Maybe, but I recall that it's not trivial to simply cull geometry based on the SFR split. Can't remember the details now though.

And memory sharing shouldn't be that bad - in the graphics pipeline you really only have to read from the same areas, not write.

Sure, but those writes will be to the same render target in most cases. You then need to compose the pieces and write the full buffer into the other "slave" memory pool for use in subsequent passes.

 

[Rys]

Maybe, but I recall that it's not trivial to simply cull geometry based on the SFR split. Can't remember the details now though.

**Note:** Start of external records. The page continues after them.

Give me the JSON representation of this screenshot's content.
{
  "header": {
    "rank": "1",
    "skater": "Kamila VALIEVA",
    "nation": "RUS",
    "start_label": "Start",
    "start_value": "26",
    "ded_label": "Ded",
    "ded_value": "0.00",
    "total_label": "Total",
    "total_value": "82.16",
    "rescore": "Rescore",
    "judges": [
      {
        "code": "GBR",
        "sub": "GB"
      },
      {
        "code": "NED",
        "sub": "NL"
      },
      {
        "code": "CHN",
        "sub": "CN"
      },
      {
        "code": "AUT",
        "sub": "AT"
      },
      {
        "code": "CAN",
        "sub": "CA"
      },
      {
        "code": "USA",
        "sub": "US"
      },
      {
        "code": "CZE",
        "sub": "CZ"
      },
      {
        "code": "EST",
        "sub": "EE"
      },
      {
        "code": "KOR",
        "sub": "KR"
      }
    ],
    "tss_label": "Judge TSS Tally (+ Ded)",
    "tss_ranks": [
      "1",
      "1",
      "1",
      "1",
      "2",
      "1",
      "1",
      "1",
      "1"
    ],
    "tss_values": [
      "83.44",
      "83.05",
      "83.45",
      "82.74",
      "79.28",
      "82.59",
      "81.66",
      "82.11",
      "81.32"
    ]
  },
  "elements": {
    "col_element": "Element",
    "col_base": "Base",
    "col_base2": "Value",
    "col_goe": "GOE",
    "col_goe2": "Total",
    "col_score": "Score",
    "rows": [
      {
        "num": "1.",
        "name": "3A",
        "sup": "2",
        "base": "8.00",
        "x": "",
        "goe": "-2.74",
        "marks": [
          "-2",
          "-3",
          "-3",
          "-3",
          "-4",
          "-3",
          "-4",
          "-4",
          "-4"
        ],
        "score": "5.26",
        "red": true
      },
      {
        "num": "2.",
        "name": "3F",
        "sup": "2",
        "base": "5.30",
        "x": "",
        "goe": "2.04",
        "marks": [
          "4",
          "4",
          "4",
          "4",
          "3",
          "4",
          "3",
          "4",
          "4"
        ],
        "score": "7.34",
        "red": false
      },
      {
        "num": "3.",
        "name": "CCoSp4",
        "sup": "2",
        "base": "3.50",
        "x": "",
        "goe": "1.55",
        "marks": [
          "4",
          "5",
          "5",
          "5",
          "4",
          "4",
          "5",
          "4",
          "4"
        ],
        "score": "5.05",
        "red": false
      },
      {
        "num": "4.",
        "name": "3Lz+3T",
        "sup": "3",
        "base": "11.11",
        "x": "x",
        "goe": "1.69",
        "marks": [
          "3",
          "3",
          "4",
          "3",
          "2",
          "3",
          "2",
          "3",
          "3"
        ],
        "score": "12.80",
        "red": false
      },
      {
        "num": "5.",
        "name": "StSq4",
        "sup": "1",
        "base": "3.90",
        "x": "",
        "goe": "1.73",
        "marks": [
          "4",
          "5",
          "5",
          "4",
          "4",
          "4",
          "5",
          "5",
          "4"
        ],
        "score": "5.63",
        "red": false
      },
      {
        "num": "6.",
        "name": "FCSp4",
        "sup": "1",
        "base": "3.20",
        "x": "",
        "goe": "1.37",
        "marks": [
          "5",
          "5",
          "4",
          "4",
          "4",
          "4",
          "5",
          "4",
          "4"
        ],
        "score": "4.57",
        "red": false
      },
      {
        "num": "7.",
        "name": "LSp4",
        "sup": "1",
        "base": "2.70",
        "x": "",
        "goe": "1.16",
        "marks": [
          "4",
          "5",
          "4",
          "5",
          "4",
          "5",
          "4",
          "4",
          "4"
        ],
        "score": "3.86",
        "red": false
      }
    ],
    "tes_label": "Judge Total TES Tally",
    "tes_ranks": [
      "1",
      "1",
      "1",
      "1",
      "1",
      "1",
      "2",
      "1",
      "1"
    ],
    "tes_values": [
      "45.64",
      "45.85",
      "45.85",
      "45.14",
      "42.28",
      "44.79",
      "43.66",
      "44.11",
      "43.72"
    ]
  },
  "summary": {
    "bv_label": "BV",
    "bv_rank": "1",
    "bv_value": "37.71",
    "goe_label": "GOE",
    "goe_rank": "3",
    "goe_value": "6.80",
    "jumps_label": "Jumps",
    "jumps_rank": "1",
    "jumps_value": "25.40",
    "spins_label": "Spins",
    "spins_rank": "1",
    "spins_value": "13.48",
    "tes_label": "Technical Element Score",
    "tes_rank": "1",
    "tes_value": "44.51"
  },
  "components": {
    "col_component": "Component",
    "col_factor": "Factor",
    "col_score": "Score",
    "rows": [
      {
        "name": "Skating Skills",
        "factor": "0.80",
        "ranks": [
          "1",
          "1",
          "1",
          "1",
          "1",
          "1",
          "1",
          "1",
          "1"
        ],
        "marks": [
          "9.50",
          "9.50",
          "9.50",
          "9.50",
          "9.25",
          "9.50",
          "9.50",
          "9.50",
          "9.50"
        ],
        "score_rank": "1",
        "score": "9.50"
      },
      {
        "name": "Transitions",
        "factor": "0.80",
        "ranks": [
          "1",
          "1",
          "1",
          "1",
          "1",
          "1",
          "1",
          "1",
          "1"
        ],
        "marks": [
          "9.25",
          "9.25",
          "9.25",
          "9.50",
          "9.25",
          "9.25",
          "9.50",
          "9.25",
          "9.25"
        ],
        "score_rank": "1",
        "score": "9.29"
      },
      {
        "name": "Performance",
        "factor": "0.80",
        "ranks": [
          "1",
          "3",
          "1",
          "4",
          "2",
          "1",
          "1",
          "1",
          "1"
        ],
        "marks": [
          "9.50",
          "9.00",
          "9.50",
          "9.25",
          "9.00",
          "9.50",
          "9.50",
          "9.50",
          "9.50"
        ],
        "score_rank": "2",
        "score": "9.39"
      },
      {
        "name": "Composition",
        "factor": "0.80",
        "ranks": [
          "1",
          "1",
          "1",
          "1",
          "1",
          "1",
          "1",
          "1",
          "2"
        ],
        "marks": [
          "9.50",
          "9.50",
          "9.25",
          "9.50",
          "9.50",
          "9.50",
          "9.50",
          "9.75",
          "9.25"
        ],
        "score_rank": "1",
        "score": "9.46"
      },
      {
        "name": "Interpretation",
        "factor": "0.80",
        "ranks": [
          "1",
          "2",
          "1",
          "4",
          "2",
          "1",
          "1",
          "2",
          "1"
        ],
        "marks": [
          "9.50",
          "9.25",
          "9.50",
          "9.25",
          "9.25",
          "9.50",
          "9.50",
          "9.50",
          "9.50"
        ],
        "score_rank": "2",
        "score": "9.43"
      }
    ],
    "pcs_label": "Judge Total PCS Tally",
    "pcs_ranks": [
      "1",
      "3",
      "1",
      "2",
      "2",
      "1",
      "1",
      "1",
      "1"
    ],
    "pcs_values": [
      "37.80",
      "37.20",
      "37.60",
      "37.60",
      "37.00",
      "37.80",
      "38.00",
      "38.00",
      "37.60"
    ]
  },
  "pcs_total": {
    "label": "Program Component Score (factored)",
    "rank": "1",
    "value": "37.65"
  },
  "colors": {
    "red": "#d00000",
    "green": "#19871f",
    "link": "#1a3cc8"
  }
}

Yeah, triangles will regularly cross the split.

 

[no-X]

Could it be possible to implement triangle-based SFR?

 

[nbohr1more]

Maybe I'm way out on the loony side but wouldn't multi-GPU be better used for MRT's (obviously ones without data dependency)? For example, one card completely dedicated to Normal Mapping then feed the resultant MRT to a dedicated off-GPU register combiner slash Frame Buffer... at least ID Tech 4 would approve... bah, I guess that would be too specialized for wide adoption...

 

[neliz]

Maybe I'm way out on the loony side but wouldn't multi-GPU be better used for MRT's (obviously ones without data dependency)? For example, one card completely dedicated to Normal Mapping then feed the resultant MRT to a dedicated off-GPU register combiner slash Frame Buffer... at least ID Tech 4 would approve... bah, I guess that would be too specialized for wide adoption...

Is that in the best interest of Scaling?

 

[Psycho]

Yeah, triangles will regularly cross the split.

Most triangles are pretty small and won't cross - in a splitscreen aproach it will only be a few percent.
The idea would be to have a faster-than-1-tri/cycle cull stage before the regular triangle setup bottleneck. Backface culling alone would help a lot.. But I guess it would have to be the whole way before that too (picking up a new triangle, sending vertices to vertex shader, getting resuls back).

 

[MfA]

Unless the developer helps out you have to do culling at the end of the pipeline, doubling the vertex load.

If there is enough sideport bandwidth to share dynamically rendered textures there should be enough to just do sort middle parallelization ... ie. you don't cull, you sort and just pass the tris to the appropriate chip.

 

[3dcgi]

Could it be possible to implement triangle-based SFR?

Sometimes as you could composite frame buffers, based on depth, at the end of the frame. This doesn't work with blending though. Speculation was Lucid will attempt this in applicable situations.

 

[seahawk]

A lot will also depend if they do a 50:50 split screen rendering or the scissor mode. The later would mean a better load distribution but also more overhead.